At the House Judiciary Committee hearings this week, it
looked at first as if the Republican majority was fishing for new ways to expand the scope of the impeachment inquiry by delving into possible campaign finance abuses as well as President Clinton's allegedly unsolicited frottage of Kathleen Willey.
Criticism of these moves came, predictably, from the Democrats, who alternately described the investigation as a "very strange proceeding," "wild goose chase" and a
"partisan witch hunt." Across the aisle, Rep. Peter King, R-N.Y., broke party ranks to attack the committee's leadership: "We have seven-year plans for a balanced
budget and five-year plans for a balanced budget," King told the New York Times, "but
there doesn't seem to be a three-week plan for impeachment."
As the week progressed, however, the word on Capitol Hill was that a committee vote on at least one article of impeachment could happen by a week from Saturday.
Here's a brief review of the
week's events, and a look ahead at what's expected in coming days.
Monday: Republican plans were announced to subpoena materials relating
to allegations that the president abused campaign finance laws.
Committee members said they would seek documents from FBI Director Louis
Freeh and senior Justice Department prosecutor Charles LaBella. A previous
subpoena of the memos -- which were said to contain information
indicating criminal activity by the president -- had been squelched
by District Court Judge Norma Holloway the previous week.
Committee chairman Henry Hyde released a statement in which he lashed out at Clinton's
responses to 81 questions the committee had given him. "Instead of
shedding new light on the key facts, the president chose to evade them.
He has made it very clear he is going to stick with his reliance on
bizarre technical definitions and legalistic defenses."
The White House
rejected an invitation for the president to appear before the committee,
but said his attorneys might appear on his behalf. Spokesman Joe
Lockhart said, "It won't add any new information and can be put in the
category of a stunt."
Democratic fund-raiser Nathan Landow, whom Kathleen
Willey accused of trying to sway her testimony, invoked the Fifth
Amendment and refused to answer questions at a committee deposition.

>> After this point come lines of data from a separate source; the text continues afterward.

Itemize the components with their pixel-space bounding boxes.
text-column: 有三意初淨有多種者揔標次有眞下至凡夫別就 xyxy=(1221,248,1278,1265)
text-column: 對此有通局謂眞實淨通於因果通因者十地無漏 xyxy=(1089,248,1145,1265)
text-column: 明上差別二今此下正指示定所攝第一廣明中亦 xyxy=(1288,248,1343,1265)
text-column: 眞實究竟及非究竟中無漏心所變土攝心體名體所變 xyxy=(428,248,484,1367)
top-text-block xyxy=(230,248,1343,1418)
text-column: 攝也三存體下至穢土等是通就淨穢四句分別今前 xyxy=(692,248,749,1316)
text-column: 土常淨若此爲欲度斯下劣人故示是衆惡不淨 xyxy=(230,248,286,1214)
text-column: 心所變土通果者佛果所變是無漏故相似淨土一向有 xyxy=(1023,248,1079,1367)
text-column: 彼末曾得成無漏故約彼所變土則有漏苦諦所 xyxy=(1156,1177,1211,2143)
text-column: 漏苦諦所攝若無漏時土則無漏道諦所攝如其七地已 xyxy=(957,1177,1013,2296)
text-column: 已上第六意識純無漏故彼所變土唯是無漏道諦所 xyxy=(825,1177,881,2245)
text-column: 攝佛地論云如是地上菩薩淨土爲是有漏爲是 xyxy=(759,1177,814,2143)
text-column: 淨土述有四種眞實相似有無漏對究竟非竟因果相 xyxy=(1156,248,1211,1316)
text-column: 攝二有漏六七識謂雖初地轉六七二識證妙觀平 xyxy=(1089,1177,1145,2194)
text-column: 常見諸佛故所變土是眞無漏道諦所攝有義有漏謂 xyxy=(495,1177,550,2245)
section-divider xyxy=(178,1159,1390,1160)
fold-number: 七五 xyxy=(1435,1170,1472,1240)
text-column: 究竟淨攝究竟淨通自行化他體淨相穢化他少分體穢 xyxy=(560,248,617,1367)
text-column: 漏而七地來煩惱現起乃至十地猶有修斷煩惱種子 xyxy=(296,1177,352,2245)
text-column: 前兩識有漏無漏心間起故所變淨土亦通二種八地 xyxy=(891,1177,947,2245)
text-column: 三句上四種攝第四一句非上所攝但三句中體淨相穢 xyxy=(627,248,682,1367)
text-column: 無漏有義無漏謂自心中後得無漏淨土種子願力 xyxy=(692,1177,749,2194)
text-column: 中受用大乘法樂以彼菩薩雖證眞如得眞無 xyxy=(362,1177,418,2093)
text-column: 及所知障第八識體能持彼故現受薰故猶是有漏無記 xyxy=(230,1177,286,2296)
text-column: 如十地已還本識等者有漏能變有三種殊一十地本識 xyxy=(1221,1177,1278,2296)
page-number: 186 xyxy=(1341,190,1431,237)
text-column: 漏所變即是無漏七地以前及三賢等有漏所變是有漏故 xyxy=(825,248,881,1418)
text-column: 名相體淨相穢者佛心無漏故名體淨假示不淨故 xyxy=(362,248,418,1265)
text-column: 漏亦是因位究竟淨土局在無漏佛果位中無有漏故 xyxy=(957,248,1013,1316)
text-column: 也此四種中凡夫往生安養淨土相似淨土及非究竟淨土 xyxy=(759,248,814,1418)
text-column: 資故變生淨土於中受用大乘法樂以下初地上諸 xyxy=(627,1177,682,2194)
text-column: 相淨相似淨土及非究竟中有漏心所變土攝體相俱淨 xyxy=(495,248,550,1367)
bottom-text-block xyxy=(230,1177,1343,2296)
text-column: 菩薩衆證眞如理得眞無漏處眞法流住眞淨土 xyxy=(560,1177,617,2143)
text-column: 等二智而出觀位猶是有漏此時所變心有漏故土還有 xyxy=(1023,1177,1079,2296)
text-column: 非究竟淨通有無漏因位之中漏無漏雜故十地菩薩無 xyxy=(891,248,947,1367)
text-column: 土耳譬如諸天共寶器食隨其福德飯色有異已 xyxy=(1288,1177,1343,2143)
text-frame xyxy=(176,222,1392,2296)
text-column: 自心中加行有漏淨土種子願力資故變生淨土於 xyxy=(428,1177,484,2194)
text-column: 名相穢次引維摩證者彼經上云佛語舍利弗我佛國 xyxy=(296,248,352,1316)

Tuesday: The consequences of perjury was the theme of the day's hearing.
Said Hyde: "If citizens are allowed to lie with impunity -- or
encourage others to tell false stories or hide evidence -- judges and
juries cannot reach just results." The committee heard from a decorated
retired Army general, federal judges, a former attorney general and two
women convicted of perjury whose seamy stories would be more at home on
a taping of "Jerry Springer" than the supposedly grave matter of impeachment of the president.
Former University of South Carolina basketball coach
Pam Parsons spent four months in prison after committing perjury under
oath in a libel suit she had filed against Sports Illustrated, which
portrayed her in an article as a predatory lesbian who had an affair
with a player and had "sex in mind" when recruiting players. Parsons
said she hadn't been to Puss 'n Boots, a Salt Lake City lesbian bar, but
she later confessed she had been. "Thank God, I could finally say I'm
guilty," Parsons told the committee.
Former Veterans Affairs psychiatrist
Barbara Battalino was convicted of perjury after she denied in a civil
deposition that she had a sexual relationship with a patient. "I am
condemned to a life sentence," testified Battalino, who is under house
arrest in Idaho. "I have lost my professional standing, my life as it
had been, and my cherished privacy."
The committee also voted along
party lines to call for depositions and copies of memorandums from Freeh and LaBella, who urged
Attorney General Janet Reno to appoint an independent counsel to investigate the
president's alleged campaign finance abuses.
Wednesday: Federal District
Court Judge Norma Holloway ruled that one Democratic and one Republican
investigator from the Judiciary Committee could review the Freeh and LaBella memorandums. But Kevin Simpson and David Schippers were barred
from taking notes or making photocopies. Republicans were hushed about
the contents of the memo, but the committee's ranking Democrat, John
Conyers Jr., D-Mich., told reporters, "Nothing in these documents is in any way
relevant to this committee's consideration of possible impeachable
offenses by the president."
Thursday: Under lashing criticism from Democrats, House Speaker-elect Bob
Livingston, R-La., weighed in on the pace of the impeachment proceedings. "If
the Judiciary Committee could complete its work next week, it would be
my expectation that we could have a vote on the following week,"
Livingston said, emphasizing what seems to be the only goal both parties
share: to vote on articles of
impeachment before Christmas.
Despite reports that most Republicans do
not support anything less than a full impeachment vote, Rep. Peter King, R-N.Y., circulated the party's first censure proposal. The agreement
would call for a "strong condemnation of Clinton and require him to pay
a financial penalty and issue a statement acknowledging wrongdoing.''
Republicans also dropped the campaign finance leg of their inquiry,
according to news reports.
Tuesday: President Clinton's
lawyers are scheduled to present his case before the committee.
Wednesday: Republican and Democratic investigators will present their
findings to the committee.
Thursday-Saturday: The committee is scheduled
to debate and vote on articles of impeachment.